Nor does he pretend to have the answer for how to fix the public broadcaster while all the media world shifts around it. Which is why, during a speech at The Canadian Club in Montreal, Lacroix announced that he wanted to have a “conversation” with Canadians about the future of the public broadcaster, and invited Canadians to fill out a short survey on CBC’s website about what they believe is important.
“The stakes have never been higher,” Lacroix said, pointing out the usual talking points for why Canada needs a public broadcaster: its all-Canadian primetime TV lineup, its 23 foreign correspondents (compared to six for CTV and one for TVA), its presence in Canada’s north and serving francophones outside of Quebec. He also noted that on July 6, 2013, when a runaway train derailed and exploded in Lac-Mégantic, Que., CBC/Radio-Canada was the first one on the scene “because geographically, we have the presence and our commitment to the regions is second to none.”

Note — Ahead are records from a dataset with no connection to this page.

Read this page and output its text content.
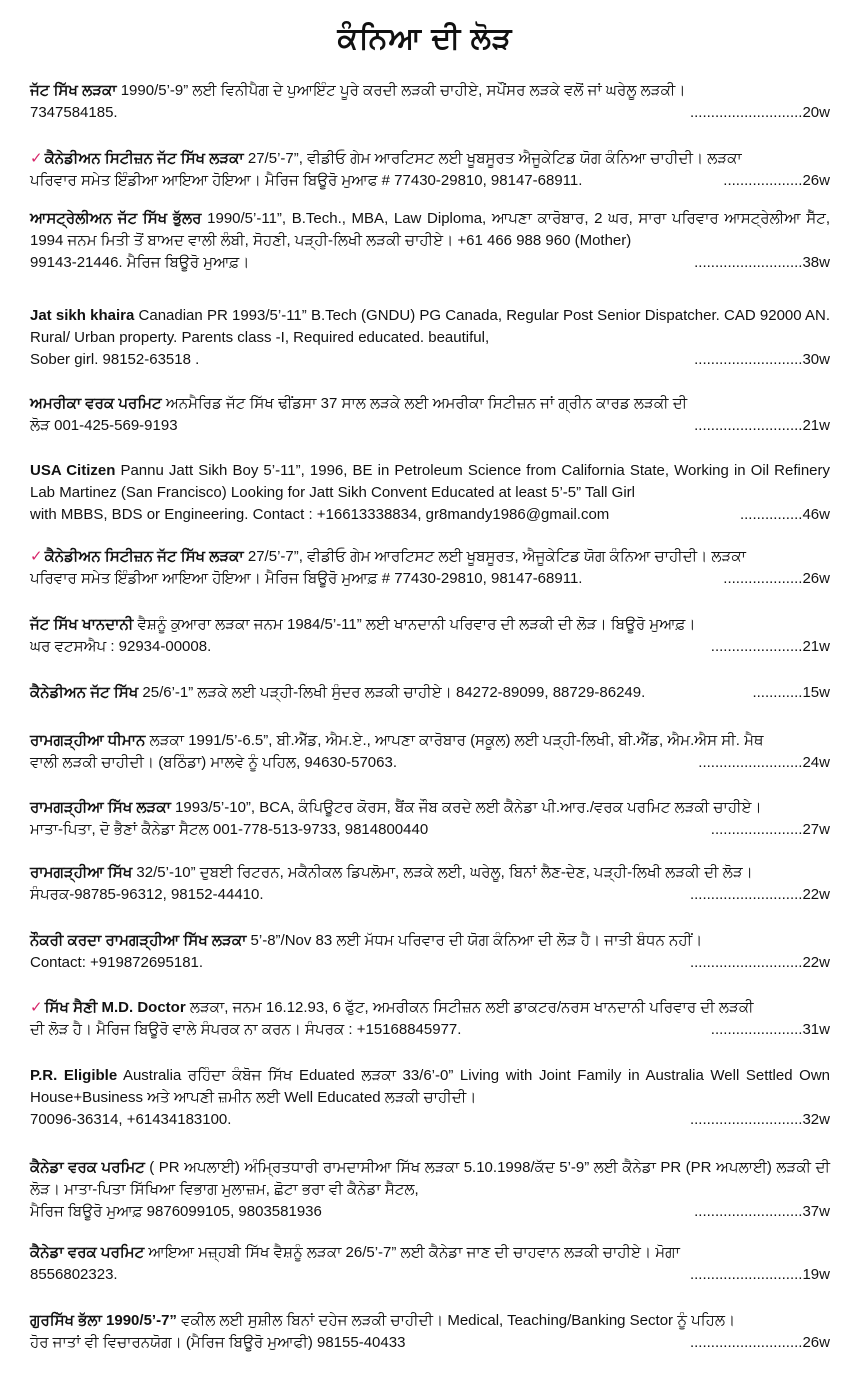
ਕੰਨਿਆ ਦੀ ਲੋੜ
ਜੱਟ ਸਿੱਖ ਲੜਕਾ 1990/5’-9” ਲਈ ਵਿਨੀਪੈਗ ਦੇ ਪੁਆਇੰਟ ਪੂਰੇ ਕਰਦੀ ਲੜਕੀ ਚਾਹੀਏ, ਸਪੌਂਸਰ ਲੜਕੇ ਵਲੋਂ ਜਾਂ ਘਰੇਲੂ ਲੜਕੀ।
7347584185.	...........................20w
✓ ਕੈਨੇਡੀਅਨ ਸਿਟੀਜ਼ਨ ਜੱਟ ਸਿੱਖ ਲੜਕਾ 27/5’-7”, ਵੀਡੀਓ ਗੇਮ ਆਰਟਿਸਟ ਲਈ ਖੂਬਸੂਰਤ ਐਜੂਕੇਟਿਡ ਯੋਗ ਕੰਨਿਆ ਚਾਹੀਦੀ। ਲੜਕਾ
ਪਰਿਵਾਰ ਸਮੇਤ ਇੰਡੀਆ ਆਇਆ ਹੋਇਆ। ਮੈਰਿਜ ਬਿਊਰੋ ਮੁਆਫ # 77430-29810, 98147-68911.	...................26w
ਆਸਟ੍ਰੇਲੀਅਨ ਜੱਟ ਸਿੱਖ ਭੁੱਲਰ 1990/5’-11”, B.Tech., MBA, Law Diploma, ਆਪਣਾ ਕਾਰੋਬਾਰ, 2 ਘਰ, ਸਾਰਾ ਪਰਿਵਾਰ ਆਸਟ੍ਰੇਲੀਆ ਸੈੱਟ, 1994 ਜਨਮ ਮਿਤੀ ਤੋਂ ਬਾਅਦ ਵਾਲੀ ਲੰਬੀ, ਸੋਹਣੀ, ਪੜ੍ਹੀ-ਲਿਖੀ ਲੜਕੀ ਚਾਹੀਏ। +61 466 988 960 (Mother)
99143-21446. ਮੈਰਿਜ ਬਿਊਰੋ ਮੁਆਫ਼।	..........................38w
Jat sikh khaira Canadian PR 1993/5’-11” B.Tech (GNDU) PG Canada, Regular Post Senior Dispatcher. CAD 92000 AN. Rural/ Urban property. Parents class -I, Required educated. beautiful,
Sober girl. 98152-63518 .	..........................30w
ਅਮਰੀਕਾ ਵਰਕ ਪਰਮਿਟ ਅਨਮੈਰਿਡ ਜੱਟ ਸਿੱਖ ਢੀਂਡਸਾ 37 ਸਾਲ ਲੜਕੇ ਲਈ ਅਮਰੀਕਾ ਸਿਟੀਜ਼ਨ ਜਾਂ ਗ੍ਰੀਨ ਕਾਰਡ ਲੜਕੀ ਦੀ
ਲੋੜ 001-425-569-9193	..........................21w
USA Citizen Pannu Jatt Sikh Boy 5’-11”, 1996, BE in Petroleum Science from California State, Working in Oil Refinery Lab Martinez (San Francisco) Looking for Jatt Sikh Convent Educated at least 5’-5” Tall Girl
with MBBS, BDS or Engineering. Contact : +16613338834, gr8mandy1986@gmail.com	...............46w
✓ ਕੈਨੇਡੀਅਨ ਸਿਟੀਜ਼ਨ ਜੱਟ ਸਿੱਖ ਲੜਕਾ 27/5’-7”, ਵੀਡੀਓ ਗੇਮ ਆਰਟਿਸਟ ਲਈ ਖੂਬਸੂਰਤ, ਐਜੂਕੇਟਿਡ ਯੋਗ ਕੰਨਿਆ ਚਾਹੀਦੀ। ਲੜਕਾ
ਪਰਿਵਾਰ ਸਮੇਤ ਇੰਡੀਆ ਆਇਆ ਹੋਇਆ। ਮੈਰਿਜ ਬਿਊਰੋ ਮੁਆਫ਼ # 77430-29810, 98147-68911.	...................26w
ਜੱਟ ਸਿੱਖ ਖਾਨਦਾਨੀ ਵੈਸ਼ਨੂੰ ਕੁਆਰਾ ਲੜਕਾ ਜਨਮ 1984/5’-11” ਲਈ ਖਾਨਦਾਨੀ ਪਰਿਵਾਰ ਦੀ ਲੜਕੀ ਦੀ ਲੋੜ। ਬਿਊਰੋ ਮੁਆਫ਼।
ਘਰ ਵਟਸਐਪ : 92934-00008.	......................21w
ਕੈਨੇਡੀਅਨ ਜੱਟ ਸਿੱਖ 25/6’-1” ਲੜਕੇ ਲਈ ਪੜ੍ਹੀ-ਲਿਖੀ ਸੁੰਦਰ ਲੜਕੀ ਚਾਹੀਏ। 84272-89099, 88729-86249.	............15w
ਰਾਮਗੜ੍ਹੀਆ ਧੀਮਾਨ ਲੜਕਾ 1991/5’-6.5”, ਬੀ.ਐੱਡ, ਐਮ.ਏ., ਆਪਣਾ ਕਾਰੋਬਾਰ (ਸਕੂਲ) ਲਈ ਪੜ੍ਹੀ-ਲਿਖੀ, ਬੀ.ਐੱਡ, ਐਮ.ਐਸ ਸੀ. ਮੈਥ
ਵਾਲੀ ਲੜਕੀ ਚਾਹੀਦੀ। (ਬਠਿੰਡਾ) ਮਾਲਵੇ ਨੂੰ ਪਹਿਲ, 94630-57063.	.........................24w
ਰਾਮਗੜ੍ਹੀਆ ਸਿੱਖ ਲੜਕਾ 1993/5’-10”, BCA, ਕੰਪਿਊਟਰ ਕੋਰਸ, ਬੈਂਕ ਜੌਬ ਕਰਦੇ ਲਈ ਕੈਨੇਡਾ ਪੀ.ਆਰ./ਵਰਕ ਪਰਮਿਟ ਲੜਕੀ ਚਾਹੀਏ।
ਮਾਤਾ-ਪਿਤਾ, ਦੋ ਭੈਣਾਂ ਕੈਨੇਡਾ ਸੈਟਲ 001-778-513-9733, 9814800440	......................27w
ਰਾਮਗੜ੍ਹੀਆ ਸਿੱਖ 32/5’-10” ਦੁਬਈ ਰਿਟਰਨ, ਮਕੈਨੀਕਲ ਡਿਪਲੋਮਾ, ਲੜਕੇ ਲਈ, ਘਰੇਲੂ, ਬਿਨਾਂ ਲੈਣ-ਦੇਣ, ਪੜ੍ਹੀ-ਲਿਖੀ ਲੜਕੀ ਦੀ ਲੋੜ।
ਸੰਪਰਕ-98785-96312, 98152-44410.	...........................22w
ਨੌਕਰੀ ਕਰਦਾ ਰਾਮਗੜ੍ਹੀਆ ਸਿੱਖ ਲੜਕਾ 5’-8”/Nov 83 ਲਈ ਮੱਧਮ ਪਰਿਵਾਰ ਦੀ ਯੋਗ ਕੰਨਿਆ ਦੀ ਲੋੜ ਹੈ। ਜਾਤੀ ਬੰਧਨ ਨਹੀਂ।
Contact: +919872695181.	...........................22w
✓ ਸਿੱਖ ਸੈਣੀ M.D. Doctor ਲੜਕਾ, ਜਨਮ 16.12.93, 6 ਫੁੱਟ, ਅਮਰੀਕਨ ਸਿਟੀਜ਼ਨ ਲਈ ਡਾਕਟਰ/ਨਰਸ ਖਾਨਦਾਨੀ ਪਰਿਵਾਰ ਦੀ ਲੜਕੀ
ਦੀ ਲੋੜ ਹੈ। ਮੈਰਿਜ ਬਿਊਰੋ ਵਾਲੇ ਸੰਪਰਕ ਨਾ ਕਰਨ। ਸੰਪਰਕ : +15168845977.	......................31w
P.R. Eligible Australia ਰਹਿੰਦਾ ਕੰਬੋਜ ਸਿੱਖ Eduated ਲੜਕਾ 33/6’-0” Living with Joint Family in Australia Well Settled Own House+Business ਅਤੇ ਆਪਣੀ ਜ਼ਮੀਨ ਲਈ Well Educated ਲੜਕੀ ਚਾਹੀਦੀ।
70096-36314, +61434183100.	...........................32w
ਕੈਨੇਡਾ ਵਰਕ ਪਰਮਿਟ ( PR ਅਪਲਾਈ) ਅੰਮ੍ਰਿਤਧਾਰੀ ਰਾਮਦਾਸੀਆ ਸਿੱਖ ਲੜਕਾ 5.10.1998/ਕੱਦ 5’-9” ਲਈ ਕੈਨੇਡਾ PR (PR ਅਪਲਾਈ) ਲੜਕੀ ਦੀ ਲੋੜ। ਮਾਤਾ-ਪਿਤਾ ਸਿੱਖਿਆ ਵਿਭਾਗ ਮੁਲਾਜ਼ਮ, ਛੋਟਾ ਭਰਾ ਵੀ ਕੈਨੇਡਾ ਸੈਟਲ,
ਮੈਰਿਜ ਬਿਊਰੋ ਮੁਆਫ਼ 9876099105, 9803581936	..........................37w
ਕੈਨੇਡਾ ਵਰਕ ਪਰਮਿਟ ਆਇਆ ਮਜ਼੍ਹਬੀ ਸਿੱਖ ਵੈਸ਼ਨੂੰ ਲੜਕਾ 26/5’-7” ਲਈ ਕੈਨੇਡਾ ਜਾਣ ਦੀ ਚਾਹਵਾਨ ਲੜਕੀ ਚਾਹੀਏ। ਮੋਗਾ
8556802323.	...........................19w
ਗੁਰਸਿੱਖ ਭੱਲਾ 1990/5’-7” ਵਕੀਲ ਲਈ ਸੁਸ਼ੀਲ ਬਿਨਾਂ ਦਹੇਜ ਲੜਕੀ ਚਾਹੀਦੀ। Medical, Teaching/Banking Sector ਨੂੰ ਪਹਿਲ।
ਹੋਰ ਜਾਤਾਂ ਵੀ ਵਿਚਾਰਨਯੋਗ। (ਮੈਰਿਜ ਬਿਊਰੋ ਮੁਆਫੀ) 98155-40433	...........................26w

But Lacroix wants to keep his eyes on the future, and threw out some questions that hint at other cuts likely on the table.

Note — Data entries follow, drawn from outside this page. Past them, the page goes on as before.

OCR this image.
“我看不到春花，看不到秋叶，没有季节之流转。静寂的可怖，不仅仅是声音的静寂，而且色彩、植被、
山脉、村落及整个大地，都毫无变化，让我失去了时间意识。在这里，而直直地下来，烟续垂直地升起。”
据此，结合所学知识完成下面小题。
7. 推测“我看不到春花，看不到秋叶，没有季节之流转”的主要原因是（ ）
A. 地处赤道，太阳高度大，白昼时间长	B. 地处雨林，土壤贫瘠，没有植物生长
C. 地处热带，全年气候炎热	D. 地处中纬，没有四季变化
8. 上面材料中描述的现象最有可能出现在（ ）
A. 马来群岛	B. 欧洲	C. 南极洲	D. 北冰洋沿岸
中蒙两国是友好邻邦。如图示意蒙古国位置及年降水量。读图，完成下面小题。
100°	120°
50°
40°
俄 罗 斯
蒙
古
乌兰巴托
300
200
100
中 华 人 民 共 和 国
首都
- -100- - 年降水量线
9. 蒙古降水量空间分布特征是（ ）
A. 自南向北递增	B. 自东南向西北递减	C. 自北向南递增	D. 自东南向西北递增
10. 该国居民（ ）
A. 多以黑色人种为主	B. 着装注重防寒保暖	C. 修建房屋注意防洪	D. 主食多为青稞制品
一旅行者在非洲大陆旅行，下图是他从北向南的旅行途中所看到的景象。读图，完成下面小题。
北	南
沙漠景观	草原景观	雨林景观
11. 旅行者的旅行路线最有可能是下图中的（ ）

“At what point do we stop providing over-the-air distribution of our television services?” he asked, pointing out that only five percent of the population still receives television over the air, a number expected to drop to two or three per cent by 2020. The CBC shut down 607 analog television transmitters in 2012 to save $10 million a year in operating costs. That left it with only 27 digital transmitters, one for each of its CBC and Radio-Canada TV stations. Despite the high cost of buying and installing those transmitters, they could be rendered obsolete by 2020 if Canadians continue to move toward Internet-based methods of receiving television.
Lacroix even wondered aloud if the CBC should keep its television stations in Canada’s regions. He noted that with the elimination of the CRTC’s Local Programming Improvement Fund, local news loses money “except maybe in the most populated cities in the country” and that the private broadcasters will eventually decide to leave. “Should we exit now or be the last broadcaster offering local news? Can we fulfill our mandate in the regions differently?”

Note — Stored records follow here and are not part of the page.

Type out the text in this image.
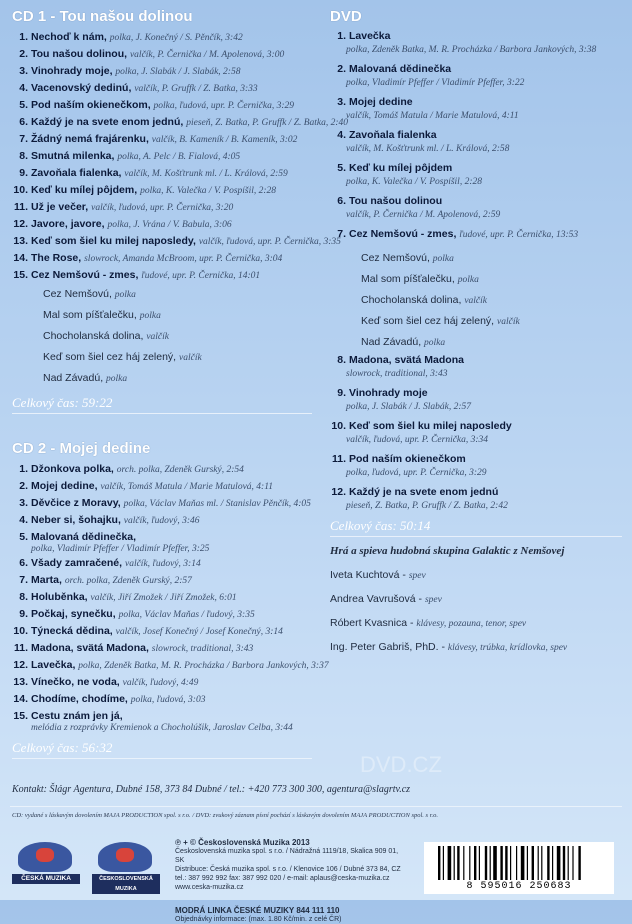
CD 1 - Tou našou dolinou
1. Nechoď k nám, polka, J. Konečný / S. Pěnčík, 3:42
2. Tou našou dolinou, valčík, P. Černička / M. Apolenová, 3:00
3. Vinohrady moje, polka, J. Slabák / J. Slabák, 2:58
4. Vacenovský dedinú, valčík, P. Gruffk / Z. Batka, 3:33
5. Pod naším okienečkom, polka, ľudová, upr. P. Černička, 3:29
6. Každý je na svete enom jednú, pieseň, Z. Batka, P. Gruffk / Z. Batka, 2:40
7. Žádný nemá frajárenku, valčík, B. Kameník / B. Kameník, 3:02
8. Smutná milenka, polka, A. Pelc / B. Fialová, 4:05
9. Zavoňala fialenka, valčík, M. Košťtrunk ml. / L. Králová, 2:59
10. Keď ku mílej pôjdem, polka, K. Valečka / V. Pospíšil, 2:28
11. Už je večer, valčík, ľudová, upr. P. Černička, 3:20
12. Javore, javore, polka, J. Vrána / V. Babula, 3:06
13. Keď som šiel ku milej naposledy, valčík, ľudová, upr. P. Černička, 3:35
14. The Rose, slowrock, Amanda McBroom, upr. P. Černička, 3:04
15. Cez Nemšovú - zmes, ľudové, upr. P. Černička, 14:01
Cez Nemšovú, polka
Mal som píšťalečku, polka
Chocholanská dolina, valčík
Keď som šiel cez háj zelený, valčík
Nad Závadú, polka
Celkový čas: 59:22
CD 2 - Mojej dedine
1. Džonkova polka, orch. polka, Zdeněk Gurský, 2:54
2. Mojej dedine, valčík, Tomáš Matula / Marie Matulová, 4:11
3. Děvčice z Moravy, polka, Václav Maňas ml. / Stanislav Pěnčík, 4:05
4. Neber si, šohajku, valčík, ľudový, 3:46
5. Malovaná dědinečka,
polka, Vladimír Pfeffer / Vladimír Pfeffer, 3:25
6. Všady zamračené, valčík, ľudový, 3:14
7. Marta, orch. polka, Zdeněk Gurský, 2:57
8. Holuběnka, valčík, Jiří Zmožek / Jiří Zmožek, 6:01
9. Počkaj, synečku, polka, Václav Maňas / ľudový, 3:35
10. Týnecká dědina, valčík, Josef Konečný / Josef Konečný, 3:14
11. Madona, svätá Madona, slowrock, traditional, 3:43
12. Lavečka, polka, Zdeněk Batka, M. R. Procházka / Barbora Jankových, 3:37
13. Vínečko, ne voda, valčík, ľudový, 4:49
14. Chodíme, chodíme, polka, ľudová, 3:03
15. Cestu znám jen já,
melódia z rozprávky Kremienok a Chocholúšik, Jaroslav Celba, 3:44
Celkový čas: 56:32
DVD
1. Lavečka
polka, Zdeněk Batka, M. R. Procházka / Barbora Jankových, 3:38
2. Malovaná dědinečka
polka, Vladimír Pfeffer / Vladimír Pfeffer, 3:22
3. Mojej dedine
valčík, Tomáš Matula / Marie Matulová, 4:11
4. Zavoňala fialenka
valčík, M. Košťtrunk ml. / L. Králová, 2:58
5. Keď ku mílej pôjdem
polka, K. Valečka / V. Pospíšil, 2:28
6. Tou našou dolinou
valčík, P. Černička / M. Apolenová, 2:59
7. Cez Nemšovú - zmes, ľudové, upr. P. Černička, 13:53
Cez Nemšovú, polka
Mal som píšťalečku, polka
Chocholanská dolina, valčík
Keď som šiel cez háj zelený, valčík
Nad Závadú, polka
8. Madona, svätá Madona
slowrock, traditional, 3:43
9. Vinohrady moje
polka, J. Slabák / J. Slabák, 2:57
10. Keď som šiel ku milej naposledy
valčík, ľudová, upr. P. Černička, 3:34
11. Pod naším okienečkom
polka, ľudová, upr. P. Černička, 3:29
12. Každý je na svete enom jednú
pieseň, Z. Batka, P. Gruffk / Z. Batka, 2:42
Celkový čas: 50:14
Hrá a spieva hudobná skupina Galaktic z Nemšovej
Iveta Kuchtová - spev
Andrea Vavrušová - spev
Róbert Kvasnica - klávesy, pozauna, tenor, spev
Ing. Peter Gabriš, PhD. - klávesy, trúbka, krídlovka, spev
DVD.CZ
Kontakt: Šlágr Agentura, Dubné 158, 373 84 Dubné / tel.: +420 773 300 300, agentura@slagrtv.cz
CD: vydané s láskavým dovolením MAJA PRODUCTION spol. s r.o. / DVD: zvukový záznam písní pochází s láskavým dovolením MAJA PRODUCTION spol. s r.o.
ČESKÁ MUZIKA	ČESKOSLOVENSKÁ MUZIKA
℗ + © Československá Muzika 2013
Československá muzika spol. s r.o. / Nádražná 1119/18, Skalica 909 01, SK
Distribuce: Česká muzika spol. s r.o. / Klenovice 106 / Dubné 373 84, CZ
tel.: 387 992 992 fax: 387 992 020 / e-mail: aplaus@ceska-muzika.cz
www.ceska-muzika.cz
MODRÁ LINKA ČESKÉ MUZIKY 844 111 110
Objednávky informace: (max. 1.80 Kč/min. z celé ČR)
8 595016 250683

With broadcasting changing so rapidly, it’s hard to predict how exactly people will get information and entertainment in 2020. But Lacroix is preparing for a world in which getting bite-size chunks of information from a smartphone is more common than sitting down to a supper-hour newscast.
“Losing our young people like that immediately puts our future in jeopardy, and our transformation becomes that much harder for us to carry out.” – Hubert Lacroix
In a move you don’t see often from CEOs, Lacroix profiled one of the hundreds being let go. Élodie, he said, is 23 or 24 years old and had been with the company for three years, but despite her energy, engagement and creativity, she was let go because she didn’t have enough seniority. “Losing our young people like that immediately puts our future in jeopardy, and our transformation becomes that much harder for us to carry out,” he said.
Asked later if he wanted to renegotiate collective agreements to allow them to keep more young people, Lacroix said he respected the agreements and that both management and the union recognize the need for both respect of seniority and a desire for more fresh blood in the corporation.
Lacroix’s speech came a day after Radio-Canada’s Tout le monde en parle featured a segment in which the network’s anchors condemned the cuts to services. Lacroix said much of what those personalities said reflects what he has said. “I believe everyone has the right to their opinion,” he said of their decision to speak out.
“Never would I prevent a CBCer from expressing an opinion, whether I agree with it or not.”
The CBC plans to release its next five-year plan “early this summer,” he added.